こんなふうに鈴城明貴の存在を知ったのは、同じクラスになった中学二年生の春。
「あの子いいなあ」
高清水澪は思わずそう言ってしまっていた。自分と同じように小柄なのに、あんなに可愛い顔と名前を持っている。そのことが羨ましかった。
「まじで?」
小学校からずっと一緒の森美月が目を見張る。
「え、なんかおかしい?」
澪がキョトンとすると、美月は鈴城明貴のほうを見て、それからまた澪に顔を向けると声をひそめた。
「鈴城くんって、夏海ラブで有名だよ?」
「そうなの? でも、さっき名前を呼ぶなとかさわるなって……」
「子ども扱いするなって意味だよ。
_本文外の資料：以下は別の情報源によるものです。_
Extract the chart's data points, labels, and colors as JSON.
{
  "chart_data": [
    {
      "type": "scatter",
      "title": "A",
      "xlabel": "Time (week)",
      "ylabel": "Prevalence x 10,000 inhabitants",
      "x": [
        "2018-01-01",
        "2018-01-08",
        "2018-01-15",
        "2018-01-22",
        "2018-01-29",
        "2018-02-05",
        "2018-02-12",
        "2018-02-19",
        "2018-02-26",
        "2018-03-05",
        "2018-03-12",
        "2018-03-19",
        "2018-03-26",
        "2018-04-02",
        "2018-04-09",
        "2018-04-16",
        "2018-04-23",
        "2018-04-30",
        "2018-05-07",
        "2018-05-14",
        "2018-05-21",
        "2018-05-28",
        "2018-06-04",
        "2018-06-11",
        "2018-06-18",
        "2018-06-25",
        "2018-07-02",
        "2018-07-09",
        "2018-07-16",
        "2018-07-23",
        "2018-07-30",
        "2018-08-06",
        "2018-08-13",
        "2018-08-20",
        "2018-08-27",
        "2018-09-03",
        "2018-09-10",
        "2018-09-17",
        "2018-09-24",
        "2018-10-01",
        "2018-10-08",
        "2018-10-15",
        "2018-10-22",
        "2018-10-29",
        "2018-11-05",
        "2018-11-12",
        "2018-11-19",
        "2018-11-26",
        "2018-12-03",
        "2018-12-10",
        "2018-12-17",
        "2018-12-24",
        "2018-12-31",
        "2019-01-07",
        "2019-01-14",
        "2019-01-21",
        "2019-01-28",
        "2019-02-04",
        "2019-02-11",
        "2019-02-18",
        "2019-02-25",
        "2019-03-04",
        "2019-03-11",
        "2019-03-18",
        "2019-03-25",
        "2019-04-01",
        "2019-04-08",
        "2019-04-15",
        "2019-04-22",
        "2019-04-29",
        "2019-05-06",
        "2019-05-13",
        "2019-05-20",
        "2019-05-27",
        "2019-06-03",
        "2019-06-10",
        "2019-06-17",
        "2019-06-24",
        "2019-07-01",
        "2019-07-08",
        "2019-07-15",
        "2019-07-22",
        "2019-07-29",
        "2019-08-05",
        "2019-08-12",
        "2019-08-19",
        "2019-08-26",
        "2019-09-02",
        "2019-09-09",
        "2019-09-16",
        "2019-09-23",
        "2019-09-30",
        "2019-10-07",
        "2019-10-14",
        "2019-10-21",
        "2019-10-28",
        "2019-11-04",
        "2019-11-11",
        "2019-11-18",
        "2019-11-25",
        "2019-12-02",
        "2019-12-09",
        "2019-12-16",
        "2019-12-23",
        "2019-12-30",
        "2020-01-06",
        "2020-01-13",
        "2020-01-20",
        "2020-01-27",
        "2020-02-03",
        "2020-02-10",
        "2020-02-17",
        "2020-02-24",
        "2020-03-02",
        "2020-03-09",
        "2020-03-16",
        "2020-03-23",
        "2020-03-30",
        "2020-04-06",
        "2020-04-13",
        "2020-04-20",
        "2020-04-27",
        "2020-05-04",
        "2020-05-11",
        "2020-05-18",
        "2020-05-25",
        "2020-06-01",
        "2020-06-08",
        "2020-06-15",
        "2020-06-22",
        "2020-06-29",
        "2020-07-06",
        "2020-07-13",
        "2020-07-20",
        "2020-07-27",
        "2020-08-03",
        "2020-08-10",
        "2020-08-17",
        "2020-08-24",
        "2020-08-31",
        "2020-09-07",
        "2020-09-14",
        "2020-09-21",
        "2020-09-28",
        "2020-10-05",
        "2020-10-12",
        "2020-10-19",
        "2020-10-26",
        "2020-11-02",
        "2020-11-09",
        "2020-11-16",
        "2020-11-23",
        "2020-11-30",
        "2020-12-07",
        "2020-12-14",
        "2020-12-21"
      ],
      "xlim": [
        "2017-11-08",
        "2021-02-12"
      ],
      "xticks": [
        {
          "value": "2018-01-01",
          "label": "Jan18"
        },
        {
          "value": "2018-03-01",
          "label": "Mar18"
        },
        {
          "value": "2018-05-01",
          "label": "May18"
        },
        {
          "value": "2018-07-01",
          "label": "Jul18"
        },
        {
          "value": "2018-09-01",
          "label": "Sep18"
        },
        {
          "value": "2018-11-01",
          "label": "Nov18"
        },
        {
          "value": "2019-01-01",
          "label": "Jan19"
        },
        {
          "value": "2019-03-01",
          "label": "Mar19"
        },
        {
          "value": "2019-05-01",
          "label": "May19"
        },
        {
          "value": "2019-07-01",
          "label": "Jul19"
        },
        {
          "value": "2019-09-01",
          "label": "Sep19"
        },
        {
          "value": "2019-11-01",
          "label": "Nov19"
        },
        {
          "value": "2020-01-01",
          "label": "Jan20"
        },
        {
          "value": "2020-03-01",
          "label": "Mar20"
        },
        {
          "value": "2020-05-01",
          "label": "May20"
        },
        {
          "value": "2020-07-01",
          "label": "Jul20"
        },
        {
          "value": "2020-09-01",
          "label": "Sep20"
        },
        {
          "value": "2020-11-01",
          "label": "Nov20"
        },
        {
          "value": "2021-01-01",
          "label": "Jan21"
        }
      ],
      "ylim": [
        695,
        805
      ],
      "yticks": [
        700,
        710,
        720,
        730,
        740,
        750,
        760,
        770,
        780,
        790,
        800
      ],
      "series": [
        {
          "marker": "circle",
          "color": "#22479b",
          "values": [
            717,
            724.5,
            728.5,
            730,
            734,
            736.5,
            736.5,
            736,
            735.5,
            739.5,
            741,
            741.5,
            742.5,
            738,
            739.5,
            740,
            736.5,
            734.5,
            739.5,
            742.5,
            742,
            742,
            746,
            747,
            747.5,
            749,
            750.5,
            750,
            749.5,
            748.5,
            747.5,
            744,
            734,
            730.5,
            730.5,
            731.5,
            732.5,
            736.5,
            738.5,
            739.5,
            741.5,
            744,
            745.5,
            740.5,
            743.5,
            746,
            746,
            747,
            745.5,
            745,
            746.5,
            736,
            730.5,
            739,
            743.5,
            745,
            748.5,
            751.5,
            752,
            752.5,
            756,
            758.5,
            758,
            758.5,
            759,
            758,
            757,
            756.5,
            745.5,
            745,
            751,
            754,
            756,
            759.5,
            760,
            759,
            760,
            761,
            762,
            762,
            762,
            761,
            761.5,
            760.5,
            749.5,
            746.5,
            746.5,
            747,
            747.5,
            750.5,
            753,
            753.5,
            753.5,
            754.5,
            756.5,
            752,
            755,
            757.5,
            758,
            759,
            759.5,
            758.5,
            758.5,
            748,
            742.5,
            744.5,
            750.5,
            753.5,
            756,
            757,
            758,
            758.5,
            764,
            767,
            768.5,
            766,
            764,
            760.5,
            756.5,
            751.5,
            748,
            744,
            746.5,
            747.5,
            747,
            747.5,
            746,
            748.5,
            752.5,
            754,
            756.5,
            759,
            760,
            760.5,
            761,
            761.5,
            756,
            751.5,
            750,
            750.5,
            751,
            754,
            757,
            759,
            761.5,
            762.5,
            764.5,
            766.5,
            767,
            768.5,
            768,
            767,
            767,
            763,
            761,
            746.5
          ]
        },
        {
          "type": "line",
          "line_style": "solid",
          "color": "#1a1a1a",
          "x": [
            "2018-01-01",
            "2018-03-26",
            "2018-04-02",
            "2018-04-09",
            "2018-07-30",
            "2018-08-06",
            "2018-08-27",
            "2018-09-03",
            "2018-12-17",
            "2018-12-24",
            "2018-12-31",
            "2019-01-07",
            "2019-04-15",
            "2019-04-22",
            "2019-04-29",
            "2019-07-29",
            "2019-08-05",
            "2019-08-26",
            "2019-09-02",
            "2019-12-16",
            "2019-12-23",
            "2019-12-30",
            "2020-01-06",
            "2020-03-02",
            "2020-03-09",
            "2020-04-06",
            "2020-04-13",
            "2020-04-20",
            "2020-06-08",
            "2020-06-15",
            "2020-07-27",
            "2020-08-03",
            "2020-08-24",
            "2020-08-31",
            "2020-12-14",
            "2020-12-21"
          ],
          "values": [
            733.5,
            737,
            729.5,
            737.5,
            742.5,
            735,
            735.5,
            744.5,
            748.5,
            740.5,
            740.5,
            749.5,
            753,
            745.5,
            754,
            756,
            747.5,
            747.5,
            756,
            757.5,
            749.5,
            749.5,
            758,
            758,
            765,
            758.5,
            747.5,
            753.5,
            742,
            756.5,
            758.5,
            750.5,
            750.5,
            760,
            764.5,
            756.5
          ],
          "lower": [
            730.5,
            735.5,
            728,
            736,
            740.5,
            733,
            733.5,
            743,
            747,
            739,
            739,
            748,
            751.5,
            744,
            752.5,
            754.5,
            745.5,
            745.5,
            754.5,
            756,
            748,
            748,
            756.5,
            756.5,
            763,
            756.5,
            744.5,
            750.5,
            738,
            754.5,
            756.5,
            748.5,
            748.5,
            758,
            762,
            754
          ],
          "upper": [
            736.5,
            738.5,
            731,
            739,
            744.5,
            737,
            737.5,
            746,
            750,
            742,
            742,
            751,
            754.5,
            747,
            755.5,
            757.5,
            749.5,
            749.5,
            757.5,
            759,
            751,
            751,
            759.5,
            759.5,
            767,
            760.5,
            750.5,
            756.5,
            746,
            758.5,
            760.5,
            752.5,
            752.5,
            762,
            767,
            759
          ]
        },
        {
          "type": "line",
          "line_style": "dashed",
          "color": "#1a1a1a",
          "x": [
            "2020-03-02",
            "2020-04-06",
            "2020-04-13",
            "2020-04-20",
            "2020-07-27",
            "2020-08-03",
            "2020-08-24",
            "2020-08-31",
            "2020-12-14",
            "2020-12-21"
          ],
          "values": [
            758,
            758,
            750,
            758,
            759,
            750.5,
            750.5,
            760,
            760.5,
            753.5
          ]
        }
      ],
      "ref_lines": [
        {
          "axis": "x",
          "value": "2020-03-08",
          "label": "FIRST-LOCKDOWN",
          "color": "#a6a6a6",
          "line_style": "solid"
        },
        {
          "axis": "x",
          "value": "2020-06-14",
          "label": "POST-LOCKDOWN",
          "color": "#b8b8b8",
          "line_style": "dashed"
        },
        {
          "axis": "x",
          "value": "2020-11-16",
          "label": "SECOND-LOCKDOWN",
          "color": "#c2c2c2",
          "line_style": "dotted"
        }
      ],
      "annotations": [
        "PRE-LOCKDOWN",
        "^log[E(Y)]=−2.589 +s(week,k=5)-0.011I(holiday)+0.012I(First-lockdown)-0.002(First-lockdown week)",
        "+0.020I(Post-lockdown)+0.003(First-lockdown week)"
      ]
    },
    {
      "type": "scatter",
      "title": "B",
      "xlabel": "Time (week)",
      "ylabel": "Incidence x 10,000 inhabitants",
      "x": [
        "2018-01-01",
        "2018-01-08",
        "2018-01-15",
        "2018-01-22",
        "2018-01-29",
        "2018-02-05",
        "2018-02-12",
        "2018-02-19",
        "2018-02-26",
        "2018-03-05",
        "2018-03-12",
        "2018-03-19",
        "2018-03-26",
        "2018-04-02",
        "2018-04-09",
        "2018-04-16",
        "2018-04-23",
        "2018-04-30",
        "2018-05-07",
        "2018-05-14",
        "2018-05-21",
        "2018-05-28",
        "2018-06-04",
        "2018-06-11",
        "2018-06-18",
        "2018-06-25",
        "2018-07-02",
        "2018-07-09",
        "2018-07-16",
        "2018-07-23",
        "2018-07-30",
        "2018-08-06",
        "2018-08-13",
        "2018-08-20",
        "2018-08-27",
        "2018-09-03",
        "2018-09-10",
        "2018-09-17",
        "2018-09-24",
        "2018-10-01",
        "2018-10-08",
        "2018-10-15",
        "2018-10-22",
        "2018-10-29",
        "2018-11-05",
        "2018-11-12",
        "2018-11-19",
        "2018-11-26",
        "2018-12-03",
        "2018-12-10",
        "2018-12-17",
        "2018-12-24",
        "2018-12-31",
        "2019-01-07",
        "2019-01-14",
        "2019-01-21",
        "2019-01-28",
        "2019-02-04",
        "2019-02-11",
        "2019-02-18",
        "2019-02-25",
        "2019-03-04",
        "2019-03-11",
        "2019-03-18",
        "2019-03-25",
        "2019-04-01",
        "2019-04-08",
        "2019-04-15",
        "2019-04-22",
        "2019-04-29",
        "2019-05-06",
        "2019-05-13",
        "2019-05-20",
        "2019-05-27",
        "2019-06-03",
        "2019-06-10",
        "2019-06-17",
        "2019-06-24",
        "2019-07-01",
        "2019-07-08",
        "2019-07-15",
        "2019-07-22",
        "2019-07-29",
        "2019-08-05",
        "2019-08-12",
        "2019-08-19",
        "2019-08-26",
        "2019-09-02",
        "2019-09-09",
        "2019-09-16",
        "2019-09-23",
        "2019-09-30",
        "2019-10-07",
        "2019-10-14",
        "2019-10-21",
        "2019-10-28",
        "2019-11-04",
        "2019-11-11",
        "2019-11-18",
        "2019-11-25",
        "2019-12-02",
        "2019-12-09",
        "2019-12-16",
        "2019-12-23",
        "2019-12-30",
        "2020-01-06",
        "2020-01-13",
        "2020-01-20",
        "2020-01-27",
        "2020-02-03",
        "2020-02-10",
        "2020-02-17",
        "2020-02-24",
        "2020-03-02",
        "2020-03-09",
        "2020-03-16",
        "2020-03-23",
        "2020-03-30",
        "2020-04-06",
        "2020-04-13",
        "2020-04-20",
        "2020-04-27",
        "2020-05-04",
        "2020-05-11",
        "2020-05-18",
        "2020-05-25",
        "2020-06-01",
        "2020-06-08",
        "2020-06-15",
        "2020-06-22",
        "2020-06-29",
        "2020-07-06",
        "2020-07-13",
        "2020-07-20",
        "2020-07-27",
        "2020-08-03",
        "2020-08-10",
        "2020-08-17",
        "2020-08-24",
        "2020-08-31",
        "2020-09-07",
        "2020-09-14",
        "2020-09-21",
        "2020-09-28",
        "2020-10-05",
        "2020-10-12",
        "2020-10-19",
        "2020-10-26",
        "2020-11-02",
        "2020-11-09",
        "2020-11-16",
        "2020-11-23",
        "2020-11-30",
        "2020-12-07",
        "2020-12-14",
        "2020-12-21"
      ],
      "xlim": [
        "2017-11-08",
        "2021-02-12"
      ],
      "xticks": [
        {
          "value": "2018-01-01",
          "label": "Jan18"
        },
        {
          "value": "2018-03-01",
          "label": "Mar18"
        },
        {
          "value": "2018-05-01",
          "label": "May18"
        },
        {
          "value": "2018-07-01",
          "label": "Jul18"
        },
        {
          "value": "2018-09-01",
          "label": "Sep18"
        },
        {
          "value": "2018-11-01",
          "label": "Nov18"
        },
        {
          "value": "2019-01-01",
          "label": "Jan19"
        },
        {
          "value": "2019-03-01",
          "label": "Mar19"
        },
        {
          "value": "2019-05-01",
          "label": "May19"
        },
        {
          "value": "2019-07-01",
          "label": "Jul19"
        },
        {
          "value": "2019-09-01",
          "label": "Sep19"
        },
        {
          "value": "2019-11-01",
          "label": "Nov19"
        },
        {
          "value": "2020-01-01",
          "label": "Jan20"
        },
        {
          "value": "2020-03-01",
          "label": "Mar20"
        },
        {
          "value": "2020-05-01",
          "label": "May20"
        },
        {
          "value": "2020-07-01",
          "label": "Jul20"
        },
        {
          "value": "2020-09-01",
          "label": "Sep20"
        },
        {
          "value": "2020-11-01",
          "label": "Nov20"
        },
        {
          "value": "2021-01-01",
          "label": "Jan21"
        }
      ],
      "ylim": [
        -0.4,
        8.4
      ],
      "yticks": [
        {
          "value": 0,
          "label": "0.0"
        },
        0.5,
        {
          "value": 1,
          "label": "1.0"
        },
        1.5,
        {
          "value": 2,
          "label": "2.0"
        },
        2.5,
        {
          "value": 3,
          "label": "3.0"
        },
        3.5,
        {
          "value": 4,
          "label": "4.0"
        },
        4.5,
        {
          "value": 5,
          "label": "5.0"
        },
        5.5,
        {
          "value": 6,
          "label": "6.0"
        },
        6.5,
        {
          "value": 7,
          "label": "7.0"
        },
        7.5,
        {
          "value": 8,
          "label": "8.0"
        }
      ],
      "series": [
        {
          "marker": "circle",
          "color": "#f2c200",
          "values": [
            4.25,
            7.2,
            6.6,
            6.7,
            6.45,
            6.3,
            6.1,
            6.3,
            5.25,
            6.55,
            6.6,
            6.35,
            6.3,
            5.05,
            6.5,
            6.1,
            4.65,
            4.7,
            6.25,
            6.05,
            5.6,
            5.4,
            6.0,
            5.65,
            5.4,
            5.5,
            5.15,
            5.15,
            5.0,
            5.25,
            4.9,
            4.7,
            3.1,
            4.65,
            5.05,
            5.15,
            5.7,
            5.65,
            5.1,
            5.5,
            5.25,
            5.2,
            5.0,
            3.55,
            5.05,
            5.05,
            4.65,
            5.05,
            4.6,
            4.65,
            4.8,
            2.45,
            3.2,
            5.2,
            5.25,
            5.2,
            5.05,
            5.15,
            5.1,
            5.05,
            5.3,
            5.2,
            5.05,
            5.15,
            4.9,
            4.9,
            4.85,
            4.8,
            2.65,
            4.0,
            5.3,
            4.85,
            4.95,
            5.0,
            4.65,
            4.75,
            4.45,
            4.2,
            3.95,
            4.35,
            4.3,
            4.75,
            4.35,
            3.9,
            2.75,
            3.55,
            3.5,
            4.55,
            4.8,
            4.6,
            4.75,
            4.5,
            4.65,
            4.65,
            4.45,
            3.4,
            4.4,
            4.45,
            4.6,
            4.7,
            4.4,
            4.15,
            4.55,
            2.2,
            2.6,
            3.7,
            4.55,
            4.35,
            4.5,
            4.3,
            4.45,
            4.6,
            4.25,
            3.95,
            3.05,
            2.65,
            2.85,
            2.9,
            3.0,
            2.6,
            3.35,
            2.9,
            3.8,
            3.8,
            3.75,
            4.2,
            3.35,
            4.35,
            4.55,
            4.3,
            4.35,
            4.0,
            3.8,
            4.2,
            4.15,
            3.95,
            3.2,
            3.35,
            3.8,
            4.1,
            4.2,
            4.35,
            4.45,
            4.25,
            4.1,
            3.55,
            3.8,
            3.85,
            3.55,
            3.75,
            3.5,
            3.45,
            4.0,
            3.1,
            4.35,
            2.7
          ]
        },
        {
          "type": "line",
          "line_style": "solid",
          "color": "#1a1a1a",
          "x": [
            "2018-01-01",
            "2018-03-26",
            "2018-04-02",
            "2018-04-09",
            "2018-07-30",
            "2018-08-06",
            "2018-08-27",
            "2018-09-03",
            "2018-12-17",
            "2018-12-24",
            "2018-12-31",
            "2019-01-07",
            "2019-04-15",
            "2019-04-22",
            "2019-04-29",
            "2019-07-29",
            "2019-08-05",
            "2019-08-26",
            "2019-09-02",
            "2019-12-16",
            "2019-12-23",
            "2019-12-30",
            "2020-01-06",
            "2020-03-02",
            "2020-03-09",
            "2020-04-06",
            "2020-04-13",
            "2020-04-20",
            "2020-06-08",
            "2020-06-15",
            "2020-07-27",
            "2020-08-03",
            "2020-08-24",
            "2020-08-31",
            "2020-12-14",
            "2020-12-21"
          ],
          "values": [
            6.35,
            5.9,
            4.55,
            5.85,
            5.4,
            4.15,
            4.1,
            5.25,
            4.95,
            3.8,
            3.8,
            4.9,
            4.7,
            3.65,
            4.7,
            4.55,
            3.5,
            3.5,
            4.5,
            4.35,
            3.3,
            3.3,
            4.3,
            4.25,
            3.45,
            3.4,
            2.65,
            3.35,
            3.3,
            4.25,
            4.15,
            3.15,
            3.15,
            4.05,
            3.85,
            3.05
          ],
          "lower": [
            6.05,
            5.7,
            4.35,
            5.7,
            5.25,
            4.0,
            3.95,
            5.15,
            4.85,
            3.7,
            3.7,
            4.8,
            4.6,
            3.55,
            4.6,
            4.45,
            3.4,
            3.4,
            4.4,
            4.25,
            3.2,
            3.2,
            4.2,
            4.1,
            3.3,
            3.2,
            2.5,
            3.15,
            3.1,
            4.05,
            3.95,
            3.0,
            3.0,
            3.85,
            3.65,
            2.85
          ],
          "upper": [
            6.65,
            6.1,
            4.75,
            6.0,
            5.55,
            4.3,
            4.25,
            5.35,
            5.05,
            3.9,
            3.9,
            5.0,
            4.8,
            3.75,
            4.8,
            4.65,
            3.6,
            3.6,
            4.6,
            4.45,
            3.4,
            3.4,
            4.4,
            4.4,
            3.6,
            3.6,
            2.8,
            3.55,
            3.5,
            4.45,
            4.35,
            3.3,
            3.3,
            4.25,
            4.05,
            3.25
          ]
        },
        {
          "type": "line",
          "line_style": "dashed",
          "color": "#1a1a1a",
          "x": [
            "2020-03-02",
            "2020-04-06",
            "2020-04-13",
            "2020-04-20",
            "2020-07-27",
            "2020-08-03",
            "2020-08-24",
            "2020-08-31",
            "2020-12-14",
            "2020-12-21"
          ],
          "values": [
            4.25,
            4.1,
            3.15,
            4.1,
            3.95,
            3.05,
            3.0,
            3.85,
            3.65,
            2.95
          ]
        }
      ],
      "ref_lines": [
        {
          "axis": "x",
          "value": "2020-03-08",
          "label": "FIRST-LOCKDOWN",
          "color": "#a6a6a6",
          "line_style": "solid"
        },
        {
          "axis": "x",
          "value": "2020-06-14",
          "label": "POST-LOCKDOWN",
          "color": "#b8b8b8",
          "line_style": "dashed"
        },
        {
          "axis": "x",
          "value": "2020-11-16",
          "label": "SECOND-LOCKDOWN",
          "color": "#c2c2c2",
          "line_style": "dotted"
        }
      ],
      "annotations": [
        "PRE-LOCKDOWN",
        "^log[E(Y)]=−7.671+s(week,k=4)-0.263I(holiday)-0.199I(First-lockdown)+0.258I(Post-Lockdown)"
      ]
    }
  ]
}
鈴城くん、部活ん時も隣のコートの夏海のことばっか見てるし」
美月は夏海と同じ女子バスケ部で、鈴城明貴も小柄ながら男子バスケ部員らしい。
「幼なじみなんだって」
「へー」
夏海とは小学校が違うので、そんなに話したことはないが、同級生の中では目立つ存在で、先輩に告白されたとかOBとつきあってるとか、そういう噂もあながち嘘じゃなさそうな感じのする子だ。
「いいなあ、夏海ちゃん」
澪は自分の細く頼りない体と夏海の女らしい体を見比べ、小さくため息をついた。
美月が気の毒そうな顔で、澪の肩をぽんぽん叩く。
この時点で大きく誤解されていることに、澪はまったく気づかなかった。